Monday, 10 September 2018

No Winner Takes It All in Sweden



First came this tweet (yesterday) from Guardian-writing professor Christian Christensen: 
In today’s  Sweden Election, the Left Party could see gains (compared to 2014) almost as large as the far-right Sweden Democrats. But, that doesn’t really fit into “Collapsing Sweden Sees Huge Lurch To The Right” clickbait, so hardly anyone mentions it. 
Maddy Savage, one of the three BBC reporters covering the Swedish election (along with Jenny Hill and Gavin Lee), duly replied:
Very valid point. Been trying to include this when I’m interviewed on radio. One left-leaning voter sobbed on me yesterday at a polling station because she’s so sad about rise of Sweden Democrats and wants Sweden to remain “open”.
I heard that report with the sobbing voter on yesterday's The World This Weekend. It was one of those reports which left little doubt about the reporter's own position. 

And, checking TV Eyes, I've found plenty of evidence of Maddy doing just what she said she did. For example, on the BBC World Service a week ago today talking of the Left being "up" and talking of "increased support for the Green Party here" due to concerns over climate change, and she was still doing so yesterday:
Something of a curve ball. Climate change has really raced towards the top of the agenda here following the hottest summer on record here in Sweden, resulting in drought and forest fires. That's led to more support for the Green Party and the most left-wing party, the Left.
Well, the Left Party didn't get over 10%, as Professor Christensen was expecting, and Andrew Neil (for one) was noticeably less impressed with the validity of the professor's initial point:
Just as well we didn’t mention it since Left gains were much less than Far Right gains and more than offset by Green losses. SD result well below its own expectations but big enough to make it harder for mainstream parties to form stable Coalition.
And support for Maddy's Greens didn't increase either. It fell.

Re-checking TV Eyes, her World Service interviews overnight haven't included any mentions of what happened to the Greens! She did talk about the predictions that the Sweden Dempcrats might get 25% though. 

It looks as is the final results will be as follows:

The left-leaning bloc:
Social Democrats - 28.4% (down 2.6%)
Greens - 4.3% (down 2.6%)
Left - 7.9% (up 2.2%)
The right-leaning bloc:
Moderates - 19.8% (down 3.5%)
Centre - 8.6% (up 2.3%)
Christian Democrats - 6.4% (up 1.8%)
Liberals - 5.5% (up 0.1%)
And 'the far-right':
Sweden Democrats - 17.6% (up 4.7%) 
So, after all the predictions about the Sweden Democrats possibly coming first in the Swedish election, which later got downgraded to them possibly coming second, they actually came third - just as they did last time, albeit achieving the largest leap in vote share (4.7%) of all the competing parties.


So, yes, the Sweden Democrats certainly made significant gains, have complicated the coalition-making plans of the two main blocs and have put themselves in a potentially king-making situation (if - and it's a very big 'if' - the Moderates, who fell back most, and their centre-right allies, who compensated for them by gaining more ground than the Moderates lost, can bring themselves to swallow the SDs arms-length support).
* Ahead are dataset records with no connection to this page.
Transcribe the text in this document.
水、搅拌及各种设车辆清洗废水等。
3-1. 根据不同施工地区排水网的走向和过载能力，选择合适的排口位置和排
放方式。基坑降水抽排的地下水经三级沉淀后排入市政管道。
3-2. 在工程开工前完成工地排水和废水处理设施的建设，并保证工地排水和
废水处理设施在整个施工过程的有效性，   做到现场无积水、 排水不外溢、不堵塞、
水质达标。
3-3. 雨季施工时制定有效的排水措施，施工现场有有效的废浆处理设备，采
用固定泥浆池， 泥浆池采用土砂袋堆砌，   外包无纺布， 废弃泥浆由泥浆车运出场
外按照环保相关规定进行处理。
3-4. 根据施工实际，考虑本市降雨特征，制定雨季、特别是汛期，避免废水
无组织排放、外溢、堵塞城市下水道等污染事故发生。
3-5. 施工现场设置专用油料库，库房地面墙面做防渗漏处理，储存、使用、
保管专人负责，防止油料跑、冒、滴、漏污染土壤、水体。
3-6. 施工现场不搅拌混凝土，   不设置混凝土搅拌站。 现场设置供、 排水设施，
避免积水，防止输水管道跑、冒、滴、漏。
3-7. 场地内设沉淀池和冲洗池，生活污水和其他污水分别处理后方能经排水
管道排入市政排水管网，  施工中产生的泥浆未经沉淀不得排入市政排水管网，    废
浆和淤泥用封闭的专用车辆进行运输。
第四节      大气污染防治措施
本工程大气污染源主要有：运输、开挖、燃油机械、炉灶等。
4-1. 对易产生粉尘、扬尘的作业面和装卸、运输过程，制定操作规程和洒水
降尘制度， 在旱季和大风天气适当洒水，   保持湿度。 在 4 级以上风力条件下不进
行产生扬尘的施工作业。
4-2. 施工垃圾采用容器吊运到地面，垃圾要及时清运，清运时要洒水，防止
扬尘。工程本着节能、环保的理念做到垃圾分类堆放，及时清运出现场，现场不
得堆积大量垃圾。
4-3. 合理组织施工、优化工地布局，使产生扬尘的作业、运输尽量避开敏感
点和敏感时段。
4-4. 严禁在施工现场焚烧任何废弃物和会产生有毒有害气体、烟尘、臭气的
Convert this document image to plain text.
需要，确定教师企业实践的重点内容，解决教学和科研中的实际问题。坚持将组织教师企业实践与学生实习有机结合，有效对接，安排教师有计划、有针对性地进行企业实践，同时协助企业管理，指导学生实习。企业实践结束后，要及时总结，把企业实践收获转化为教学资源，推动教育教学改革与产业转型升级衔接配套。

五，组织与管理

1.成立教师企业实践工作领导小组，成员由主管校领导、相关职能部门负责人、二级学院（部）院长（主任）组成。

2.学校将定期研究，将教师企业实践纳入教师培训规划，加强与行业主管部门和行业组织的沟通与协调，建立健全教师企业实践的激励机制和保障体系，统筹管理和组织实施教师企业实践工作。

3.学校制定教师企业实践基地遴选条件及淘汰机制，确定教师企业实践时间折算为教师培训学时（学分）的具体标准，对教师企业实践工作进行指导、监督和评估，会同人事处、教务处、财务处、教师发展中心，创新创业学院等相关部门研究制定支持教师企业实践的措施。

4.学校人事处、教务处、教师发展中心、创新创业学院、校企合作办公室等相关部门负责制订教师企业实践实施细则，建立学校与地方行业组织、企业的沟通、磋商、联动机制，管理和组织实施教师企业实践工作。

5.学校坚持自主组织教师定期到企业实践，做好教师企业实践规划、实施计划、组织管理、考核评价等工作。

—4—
But, at 17.6%, the Sweden Democrats are still nearer one-sixth of the popular vote than the one-fifth (or more) people were predicting.

Still, as Fraser Nelson had been saying at the Spectator (at the start of election day yesterday), thanks to the rise of the Sweden Democrats most of the other party leaders have been "expressing views that they’d have denounced as racist not so long ago". In the process, however, the Sweden Democrats have "lost their monopoly" on discussing immigration-related problems, so "if it flops tonight", he wrote, "this might be why".

So is Jenny Hill, still sticking like a limpet to her original narrative this morning, actually correct then when she says, "The Sweden Democrats have upended the country's liberal tradition" and "Like so many other European countries Sweden, for all its liberal values, has shifted to the right"?

1 comment:

  1. I suspect she will stick to her guns because the narrative of a growing far right threat is more powerful and gives greater scope to rubbish populism and promote liberal values.